Transposition of the Great Arteries (TGA) is a congenital heart defect (CHD) where the two large arteries of the heart that carry blood to the lungs (pulmonary artery) and to the body (aorta) are switched. In a normal heart oxygen-poor (blue) blood returns to the right atrium from the body, travels to the right ventricle, then is pumped through the pulmonary artery into the lungs where it receives oxygen. Oxygen-rich (red) blood returns to the left atrium from the lungs, passes into the left ventricle, and then is pumped through the aorta out to the body.
With TGA the aorta is connected to the right ventricle and the pulmonary artery is connected to the left ventricle which is the complete opposite of normal anatomy. This results in two separate circulations. On the left side of the heart, oxygen-rich blood returns to the left atrium from the lungs, passes to the left ventricle and is then pumped through the pulmonary artery back to the lungs. On the right side of the heart, oxygen-poor blood returns to the right atrium from the body, passes to the right ventricle and then is pumped through the aorta back to the body. As you can see the blood being circulated to the body never receives oxygen from the lungs which is why TGA is considered a cyanotic heart defect.
Understandably a TGA heart cannot sustain life unless another heart defect is present that allows mixing of oxygenated and deoxygenated blood such as an atrial septal defect, a ventricular septal defect or a patent ductus arteriosus. In Josh's case he had a patent ductus arteriosus (PDA).
The ductus arteriosus is a small vessel that forms a connection between the aorta and the pulmonary artery and is used in utero to allow blood to bypass the lungs. Since the lungs aren't being used in utero they don't require as much blood and so some is diverted away and kept with the main circulation. When the baby is born this little vessel is no longer needed and begins to close shortly after birth and is often completely closed within the first 2-3 days of life. As a result most TGA babies are identified as such shortly after birth, often before being discharged from hospital. Josh's ductus arteriosus remained patent for an amazing 16 days. What's even more amazing is that he was not blue during these 16 days which likely meant that his body was receiving an adequate supply of oxygen.
What Causes TGA?
I'm often asked what caused Josh's heart defect and unfortunately we just don't know, which is often the case with CHDs. There are certain factors that can increase the risk of a CHD defect such as: a family history of CHDs, having other children with a CHD, contracting rubella or some other virus during the first trimester, excessive alcohol consumption during the first trimester, maternal age over 40 and maternal diabetes. However most of the time the cause is unknown. Any baby that's born with no known risk factors for it has a 1% chance of having a CHD. Josh was that 1%.
How Is It Treated?
Usually the infant will be started on an IV medication called prostaglandins which is used to re-open the ductus arteriosus or if it is open, to keep it patent. The next step is often an atrial septostomy which is performed to create a hole in the wall separating the two atria (if one isn't already present) to allow more mixing of oxygenated and deoxygenated blood. Both of these measures are palliative in that they are not a "cure". Surgical repair of the heart is required as soon as possible.
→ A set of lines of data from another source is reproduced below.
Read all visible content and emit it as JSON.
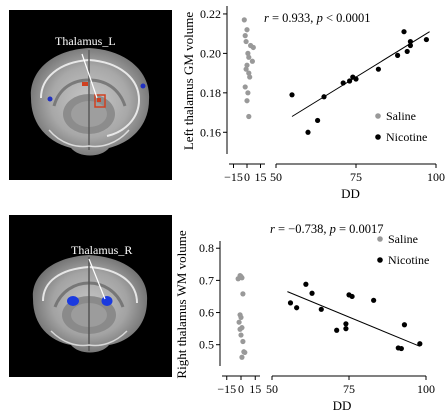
{
  "panels": [
    {
      "brain": {
        "region_label": "Thalamus_L",
        "label_color": "#ffffff",
        "highlight_color": "#d04020",
        "marker_color": "#2030c0"
      },
      "chart": {
        "stat_prefix": "r",
        "stat_text": " = 0.933, ",
        "p_prefix": "p",
        "p_text": " < 0.0001"
      }
    },
    {
      "brain": {
        "region_label": "Thalamus_R",
        "label_color": "#ffffff",
        "highlight_color": "#1a3adf",
        "marker_color": "#1a3adf"
      },
      "chart": {
        "stat_prefix": "r",
        "stat_text": " = −0.738, ",
        "p_prefix": "p",
        "p_text": " = 0.0017"
      }
    }
  ],
  "chart_data": [
    {
      "type": "scatter",
      "title": "",
      "xlabel": "DD",
      "ylabel": "Left thalamus GM volume",
      "ylim": [
        0.15,
        0.222
      ],
      "yticks": [
        0.16,
        0.18,
        0.2,
        0.22
      ],
      "ytick_labels": [
        "0.16",
        "0.18",
        "0.20",
        "0.22"
      ],
      "xaxis_break": true,
      "xlim_left": [
        -20,
        20
      ],
      "xticks_left": [
        -15,
        0,
        15
      ],
      "xtick_labels_left": [
        "−15",
        "0",
        "15"
      ],
      "xlim_right": [
        50,
        100
      ],
      "xticks_right": [
        50,
        75,
        100
      ],
      "xtick_labels_right": [
        "50",
        "75",
        "100"
      ],
      "legend": {
        "placement": "top-right",
        "entries": [
          "Saline",
          "Nicotine"
        ]
      },
      "series": [
        {
          "name": "Saline",
          "color": "#999999",
          "points": [
            [
              -3,
              0.217
            ],
            [
              0,
              0.212
            ],
            [
              -2,
              0.209
            ],
            [
              -1,
              0.206
            ],
            [
              4,
              0.204
            ],
            [
              7,
              0.203
            ],
            [
              1,
              0.2
            ],
            [
              2,
              0.198
            ],
            [
              6,
              0.196
            ],
            [
              0,
              0.194
            ],
            [
              -1,
              0.192
            ],
            [
              2,
              0.19
            ],
            [
              3,
              0.188
            ],
            [
              -2,
              0.183
            ],
            [
              1,
              0.18
            ],
            [
              0,
              0.176
            ],
            [
              2,
              0.168
            ]
          ]
        },
        {
          "name": "Nicotine",
          "color": "#000000",
          "points": [
            [
              55,
              0.179
            ],
            [
              60,
              0.16
            ],
            [
              63,
              0.166
            ],
            [
              65,
              0.178
            ],
            [
              71,
              0.185
            ],
            [
              73,
              0.186
            ],
            [
              74,
              0.188
            ],
            [
              75,
              0.187
            ],
            [
              82,
              0.192
            ],
            [
              88,
              0.199
            ],
            [
              90,
              0.211
            ],
            [
              91,
              0.201
            ],
            [
              92,
              0.204
            ],
            [
              92,
              0.206
            ],
            [
              97,
              0.207
            ]
          ]
        }
      ],
      "fit_line": {
        "x": [
          55,
          98
        ],
        "y": [
          0.168,
          0.211
        ]
      }
    },
    {
      "type": "scatter",
      "title": "",
      "xlabel": "DD",
      "ylabel": "Right thalamus WM volume",
      "ylim": [
        0.44,
        0.81
      ],
      "yticks": [
        0.5,
        0.6,
        0.7,
        0.8
      ],
      "ytick_labels": [
        "0.5",
        "0.6",
        "0.7",
        "0.8"
      ],
      "xaxis_break": true,
      "xlim_left": [
        -20,
        20
      ],
      "xticks_left": [
        -15,
        0,
        15
      ],
      "xtick_labels_left": [
        "−15",
        "0",
        "15"
      ],
      "xlim_right": [
        50,
        100
      ],
      "xticks_right": [
        50,
        75,
        100
      ],
      "xtick_labels_right": [
        "50",
        "75",
        "100"
      ],
      "legend": {
        "placement": "top-right",
        "entries": [
          "Saline",
          "Nicotine"
        ]
      },
      "series": [
        {
          "name": "Saline",
          "color": "#999999",
          "points": [
            [
              -1,
              0.715
            ],
            [
              0,
              0.712
            ],
            [
              1,
              0.708
            ],
            [
              -3,
              0.705
            ],
            [
              2,
              0.658
            ],
            [
              -1,
              0.593
            ],
            [
              0,
              0.585
            ],
            [
              -2,
              0.57
            ],
            [
              1,
              0.553
            ],
            [
              -1,
              0.548
            ],
            [
              0,
              0.53
            ],
            [
              2,
              0.51
            ],
            [
              3,
              0.478
            ],
            [
              4,
              0.476
            ],
            [
              1,
              0.461
            ]
          ]
        },
        {
          "name": "Nicotine",
          "color": "#000000",
          "points": [
            [
              56,
              0.63
            ],
            [
              58,
              0.615
            ],
            [
              61,
              0.688
            ],
            [
              63,
              0.66
            ],
            [
              66,
              0.61
            ],
            [
              71,
              0.545
            ],
            [
              74,
              0.55
            ],
            [
              74,
              0.565
            ],
            [
              75,
              0.655
            ],
            [
              76,
              0.65
            ],
            [
              83,
              0.638
            ],
            [
              91,
              0.49
            ],
            [
              92,
              0.488
            ],
            [
              93,
              0.562
            ],
            [
              98,
              0.503
            ]
          ]
        }
      ],
      "fit_line": {
        "x": [
          55,
          98
        ],
        "y": [
          0.665,
          0.495
        ]
      }
    }
  ]
}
The surgery involves the following:
- The aorta is moved from the right ventricle to its normal position over the left ventricle.
- The pulmonary artery is moved from the left ventricle to its normal position over the right ventricle.
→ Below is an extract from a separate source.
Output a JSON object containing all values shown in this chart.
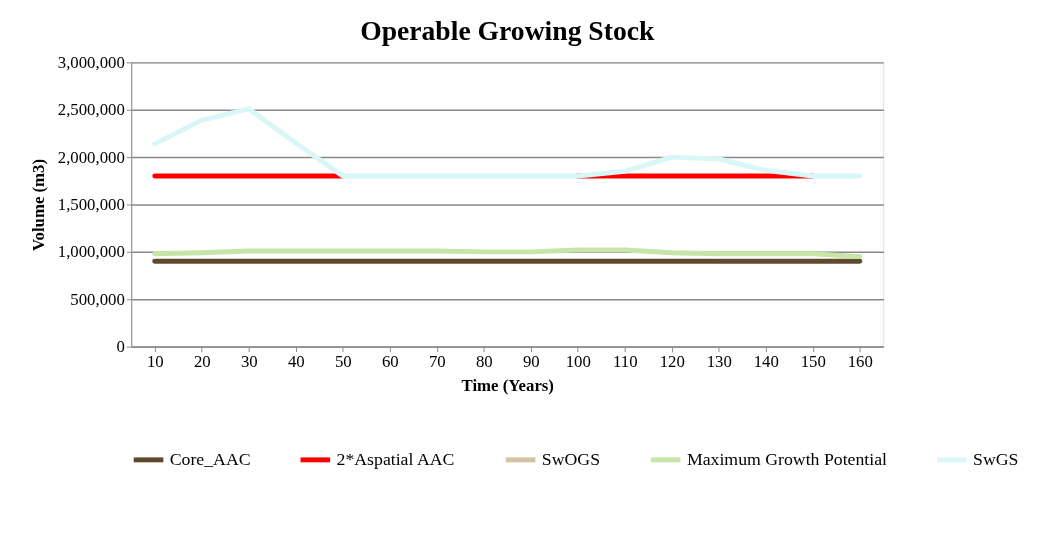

- The coronary arteries are moved so they will originate from the aorta and take oxygen-rich (red) blood to the heart muscle.
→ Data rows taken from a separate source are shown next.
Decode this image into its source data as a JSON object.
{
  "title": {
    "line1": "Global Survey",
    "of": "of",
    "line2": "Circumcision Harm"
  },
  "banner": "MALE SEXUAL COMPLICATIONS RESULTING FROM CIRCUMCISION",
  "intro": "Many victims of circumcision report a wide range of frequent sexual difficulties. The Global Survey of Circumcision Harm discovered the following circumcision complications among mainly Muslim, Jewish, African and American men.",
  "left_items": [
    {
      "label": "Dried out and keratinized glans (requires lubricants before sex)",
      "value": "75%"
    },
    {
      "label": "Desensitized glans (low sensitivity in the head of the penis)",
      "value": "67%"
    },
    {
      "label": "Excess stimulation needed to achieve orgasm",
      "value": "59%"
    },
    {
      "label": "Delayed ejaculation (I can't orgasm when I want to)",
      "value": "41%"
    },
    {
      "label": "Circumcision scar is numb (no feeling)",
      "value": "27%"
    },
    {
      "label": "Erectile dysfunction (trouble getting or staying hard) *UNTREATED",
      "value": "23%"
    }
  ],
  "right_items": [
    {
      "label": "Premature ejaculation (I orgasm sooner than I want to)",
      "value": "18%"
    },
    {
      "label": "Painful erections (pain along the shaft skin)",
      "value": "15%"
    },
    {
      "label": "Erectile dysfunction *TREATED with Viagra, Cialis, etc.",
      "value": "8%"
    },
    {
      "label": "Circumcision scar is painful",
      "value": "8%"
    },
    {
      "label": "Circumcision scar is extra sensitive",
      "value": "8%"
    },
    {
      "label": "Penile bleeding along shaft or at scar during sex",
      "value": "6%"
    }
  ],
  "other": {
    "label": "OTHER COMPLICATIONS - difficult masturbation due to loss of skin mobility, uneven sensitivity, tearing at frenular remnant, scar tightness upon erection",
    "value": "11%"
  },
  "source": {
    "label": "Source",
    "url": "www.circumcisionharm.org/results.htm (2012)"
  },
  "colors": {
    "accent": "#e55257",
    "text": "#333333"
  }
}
- Other defects, such as atrial or ventricular septal defects or a patent ductus arteriosus, are repaired
Many infants who undergo TGA surgical repair will grow and develop normally. However, there is the possibility of long-term complications such as: fast, slow, or irregular heart rhythms, leaky heart valves, narrowing of one or both of the great arteries at the switch connection site(s),
narrowing of the coronary arteries at their switch connection site. Those with TGA repair will need to be followed by a pediatric cardiologist to assess for any heart-related problems.